Except for its 7.2-megapixel CCD sensor, the Sony Cyber Shot DSC-T10 is extremely similar to the DSC-T9. A full-body-width sliding lens cover turns the camera on and off, and the back panel layout is essentially identical, with most of the control buttons gathered to the right of the 2.5-inch, 230,000-pixel LCD. One nice touch is that, when the lens cover is in the down position, a small vertical ridge provides a perfect grip for your middle finger. A tiny button to the right of the shutter controls the camera's optical image stabilization, which Sony refers to as Super Steady Shot. We found that it'll get you between one and two stops of leeway when shooting at slower shutter speeds. For example, we were able to shoot steady, crisp images at 1/20 second with stabilization on, in situations that would normally require a shutter speed of 1/60 second to prevent blur.
A handy selection of shooting modes covers most specialized situations, while program and full auto let you tweak--or not--settings such as white balance, metering, and focus modes. In addition to the normal autofocus modes, you can also set the camera to a range of fixed focus distances, which are based in meters rather than feet. Perhaps this is Sony's way to revive the Go Metric campaign that highlighted my grade school years.

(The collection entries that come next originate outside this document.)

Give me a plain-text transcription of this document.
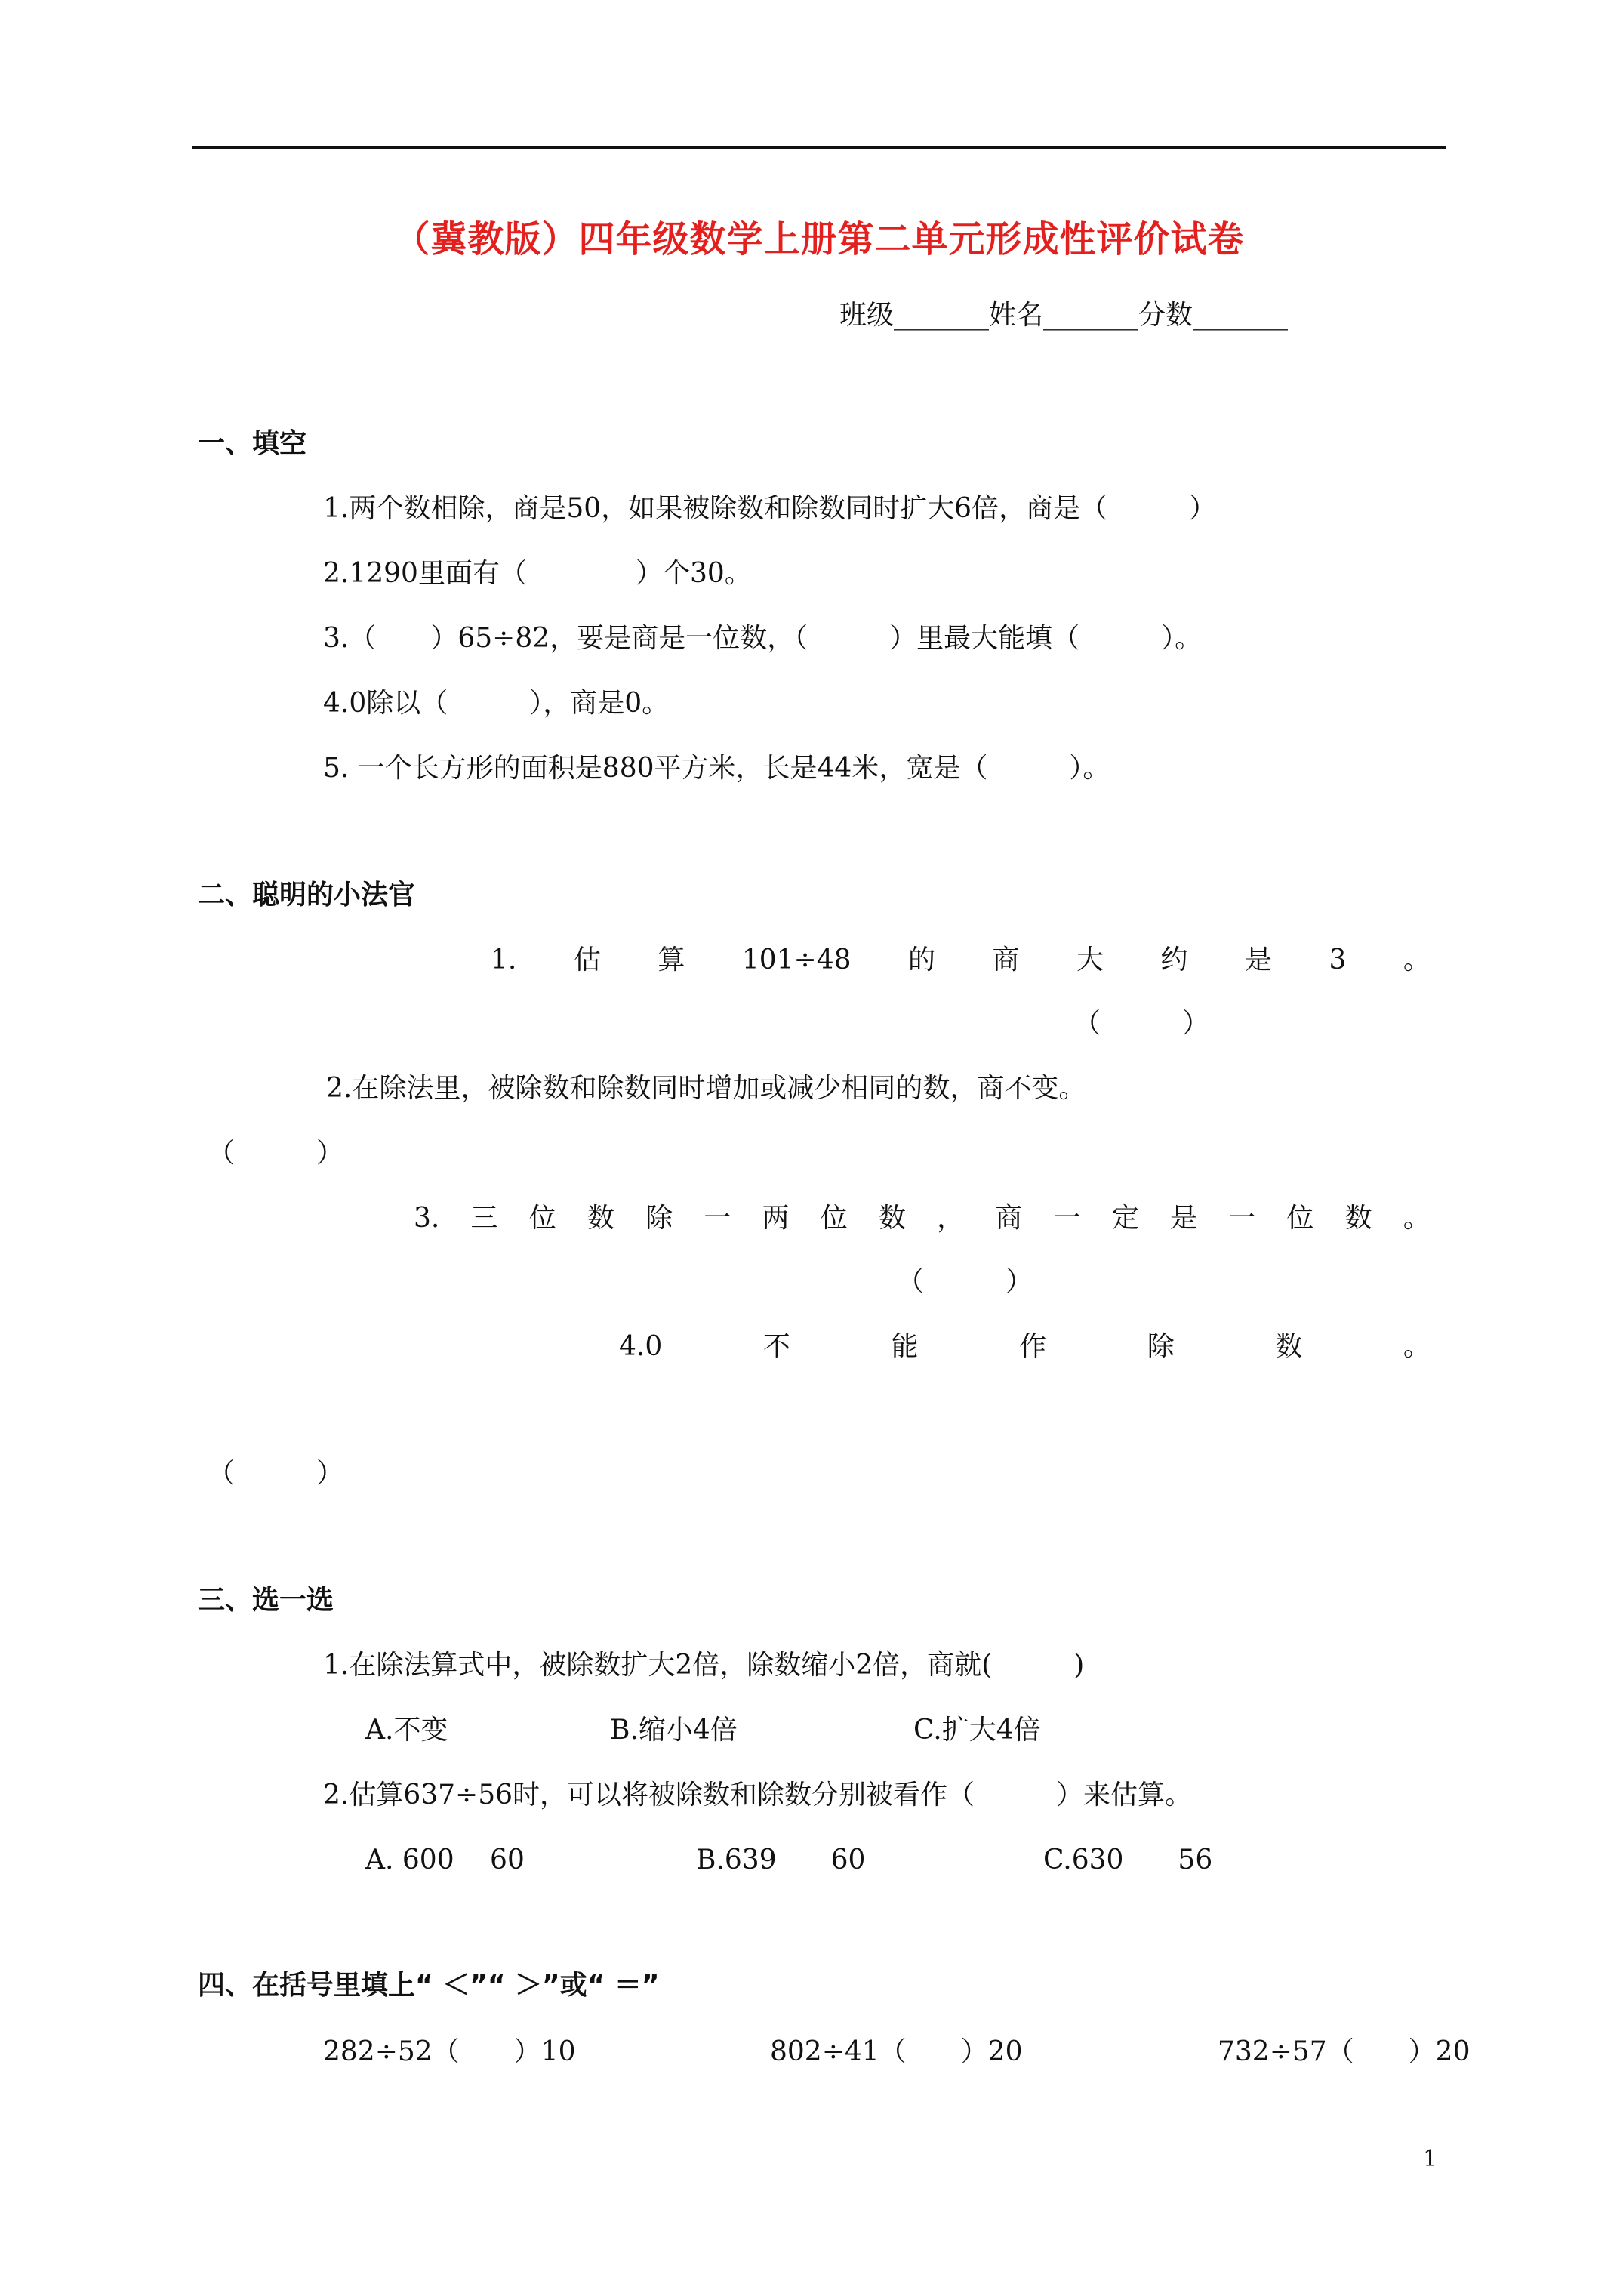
（冀教版）四年级数学上册第二单元形成性评价试卷
班级_______姓名_______分数_______
一、填空
1.两个数相除，商是50，如果被除数和除数同时扩大6倍，商是（　　　）
2.1290里面有（　　　　）个30。
3.（　　）65÷82，要是商是一位数，（　　　）里最大能填（　　　）。
4.0除以（　　　），商是0。
5. 一个长方形的面积是880平方米，长是44米，宽是（　　　）。
二、聪明的小法官
1. 估 算 101÷48 的 商 大 约 是 3 。
（　　　）
2.在除法里，被除数和除数同时增加或减少相同的数，商不变。
（　　　）
3. 三 位 数 除 一 两 位 数 ， 商 一 定 是 一 位 数 。
（　　　）
4.0	不	能	作	除	数	。
（　　　）
三、选一选
1.在除法算式中，被除数扩大2倍，除数缩小2倍，商就(　　　)
A.不变	B.缩小4倍	C.扩大4倍
2.估算637÷56时，可以将被除数和除数分别被看作（　　　）来估算。
A. 600　 60	B.639　　60	C.630　　56
四、在括号里填上“ ＜”“ ＞”或“ ＝”
282÷52（　　）10	802÷41（　　）20	732÷57（　　）20
1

Like its predecessors, the DSC-T10 has a 3X optical, 38mm-to-114mm-equivalent, f/3.5-to-f/4.3 Carl Zeiss lens. Many cameras now include wider angles of view, which can be useful in casual snapshooting when you may not have the room to back up, and some have wider maximum apertures, which help in low light. Perhaps the next T-series camera we see will include a wider setting. Nitpicking aside, the lens does a decent job with little, if any, blooming, and fringing appearing only in the brightest areas of the image.